Lorsque les géants pétroliers comme Eni et TotalEnergies commencent à se réjouir à nouveau de l’arrivée du gaz, cela témoigne de plus que d’un optimisme corporatif ; cela révèle comment le paysage énergétique de l’Afrique est en train d’être redéfini, non pas par la fin des combustibles fossiles, mais par un changement dans le langage qui les entoure.

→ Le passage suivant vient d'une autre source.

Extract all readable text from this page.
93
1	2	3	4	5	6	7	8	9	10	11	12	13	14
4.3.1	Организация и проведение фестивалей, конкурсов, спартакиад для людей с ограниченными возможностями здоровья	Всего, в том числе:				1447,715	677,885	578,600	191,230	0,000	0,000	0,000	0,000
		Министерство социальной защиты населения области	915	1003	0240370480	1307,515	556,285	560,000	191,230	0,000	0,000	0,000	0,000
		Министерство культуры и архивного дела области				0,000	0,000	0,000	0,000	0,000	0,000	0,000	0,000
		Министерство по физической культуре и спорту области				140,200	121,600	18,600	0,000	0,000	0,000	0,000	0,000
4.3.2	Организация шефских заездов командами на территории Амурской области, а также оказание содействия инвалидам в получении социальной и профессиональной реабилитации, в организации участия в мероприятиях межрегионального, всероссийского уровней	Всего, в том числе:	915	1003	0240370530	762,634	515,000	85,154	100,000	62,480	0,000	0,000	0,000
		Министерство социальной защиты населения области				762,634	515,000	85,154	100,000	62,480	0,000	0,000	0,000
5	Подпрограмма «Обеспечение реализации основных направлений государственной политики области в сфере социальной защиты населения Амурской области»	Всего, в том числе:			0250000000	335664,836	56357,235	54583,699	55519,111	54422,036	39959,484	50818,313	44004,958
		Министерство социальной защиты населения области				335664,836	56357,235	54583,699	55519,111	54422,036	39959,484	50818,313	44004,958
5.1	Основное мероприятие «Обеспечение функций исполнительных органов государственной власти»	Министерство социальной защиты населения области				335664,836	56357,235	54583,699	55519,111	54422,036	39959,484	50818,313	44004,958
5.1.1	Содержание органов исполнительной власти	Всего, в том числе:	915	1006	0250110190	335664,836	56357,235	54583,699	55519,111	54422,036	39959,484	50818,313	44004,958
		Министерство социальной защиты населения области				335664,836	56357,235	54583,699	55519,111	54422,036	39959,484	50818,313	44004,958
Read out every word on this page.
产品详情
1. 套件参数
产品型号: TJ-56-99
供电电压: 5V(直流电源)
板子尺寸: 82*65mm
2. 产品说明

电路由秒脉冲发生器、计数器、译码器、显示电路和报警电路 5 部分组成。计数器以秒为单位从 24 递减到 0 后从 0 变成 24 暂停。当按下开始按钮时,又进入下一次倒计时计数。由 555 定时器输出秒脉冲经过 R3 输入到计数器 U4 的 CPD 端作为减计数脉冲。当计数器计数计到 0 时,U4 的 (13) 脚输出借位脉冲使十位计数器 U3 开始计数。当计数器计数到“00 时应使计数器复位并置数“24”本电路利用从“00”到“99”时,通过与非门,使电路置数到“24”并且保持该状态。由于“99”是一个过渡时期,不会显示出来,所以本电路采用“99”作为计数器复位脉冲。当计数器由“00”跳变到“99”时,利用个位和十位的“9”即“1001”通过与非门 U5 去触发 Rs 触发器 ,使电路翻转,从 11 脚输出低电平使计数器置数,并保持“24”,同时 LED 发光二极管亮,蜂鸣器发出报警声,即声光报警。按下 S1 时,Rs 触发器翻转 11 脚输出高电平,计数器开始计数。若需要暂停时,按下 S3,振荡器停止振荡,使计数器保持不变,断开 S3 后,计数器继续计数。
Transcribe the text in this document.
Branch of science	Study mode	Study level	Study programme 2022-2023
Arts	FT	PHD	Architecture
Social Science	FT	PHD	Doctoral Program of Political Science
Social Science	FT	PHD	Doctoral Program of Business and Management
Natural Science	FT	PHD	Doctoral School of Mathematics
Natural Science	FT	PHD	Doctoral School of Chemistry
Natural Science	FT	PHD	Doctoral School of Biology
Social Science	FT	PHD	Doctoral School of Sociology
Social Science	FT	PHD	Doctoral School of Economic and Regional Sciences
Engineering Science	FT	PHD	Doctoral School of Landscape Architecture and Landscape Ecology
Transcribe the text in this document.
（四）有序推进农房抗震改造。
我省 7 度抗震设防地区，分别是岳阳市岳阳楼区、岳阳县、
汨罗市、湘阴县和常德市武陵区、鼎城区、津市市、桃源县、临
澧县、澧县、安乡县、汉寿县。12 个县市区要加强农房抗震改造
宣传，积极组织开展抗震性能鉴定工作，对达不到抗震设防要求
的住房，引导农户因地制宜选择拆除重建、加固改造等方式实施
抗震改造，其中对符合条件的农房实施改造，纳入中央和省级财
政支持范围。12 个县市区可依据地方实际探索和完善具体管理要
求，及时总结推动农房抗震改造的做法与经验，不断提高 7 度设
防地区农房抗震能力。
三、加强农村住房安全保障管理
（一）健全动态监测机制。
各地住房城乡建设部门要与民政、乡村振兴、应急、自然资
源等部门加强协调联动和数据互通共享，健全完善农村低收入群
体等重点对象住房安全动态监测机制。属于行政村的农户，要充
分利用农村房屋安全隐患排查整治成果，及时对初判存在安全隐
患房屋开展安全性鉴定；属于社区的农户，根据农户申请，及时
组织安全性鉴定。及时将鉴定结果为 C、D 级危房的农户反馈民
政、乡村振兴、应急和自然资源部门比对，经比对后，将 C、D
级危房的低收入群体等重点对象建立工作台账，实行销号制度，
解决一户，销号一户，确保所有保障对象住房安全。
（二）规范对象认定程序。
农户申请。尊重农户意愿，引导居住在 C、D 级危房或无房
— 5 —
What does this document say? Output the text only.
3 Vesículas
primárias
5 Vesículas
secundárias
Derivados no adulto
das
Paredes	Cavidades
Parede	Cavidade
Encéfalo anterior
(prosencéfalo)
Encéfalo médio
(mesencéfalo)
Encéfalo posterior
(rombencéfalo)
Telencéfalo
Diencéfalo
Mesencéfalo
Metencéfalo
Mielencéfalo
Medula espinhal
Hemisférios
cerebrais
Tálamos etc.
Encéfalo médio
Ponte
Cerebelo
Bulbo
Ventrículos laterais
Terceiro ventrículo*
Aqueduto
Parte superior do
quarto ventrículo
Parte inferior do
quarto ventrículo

Ce qu'on appelait autrefois « gaz de transition » s'est discrètement transformé en « GNL stratégique ». Sur tout le continent, de la péninsule d'Afungi au Mozambique à la Grande Tortue Ahmeyim au Sénégal, la promesse du gaz naturel liquéfié (GNL) est à nouveau prometteuse, alors même que la finance mondiale annonce l'abandon progressif des énergies fossiles.
Le retour de la diplomatie du gaz
En septembre 2025, le gouvernement mozambicain a fièrement annoncé la relance du projet Coral Norte d'Eni, une expansion de 14 milliards de livres sterling (TP4T7) qui pourrait doubler la production de GNL du pays d'ici 2030. À proximité, TotalEnergies a confirmé son intention de reprendre son projet de GNL au Mozambique, d'un montant de 14 milliards de livres sterling (TP4T20), interrompu depuis 2021 en raison de l'instabilité liée à l'insurrection. La même semaine, BP et Kosmos Energy ont réaffirmé leur engagement envers les exportations de GNL du Sénégal et de Mauritanie, tandis que l'Égypte, la Tanzanie et le Nigéria ont poursuivi leurs propres efforts d'expansion gazière.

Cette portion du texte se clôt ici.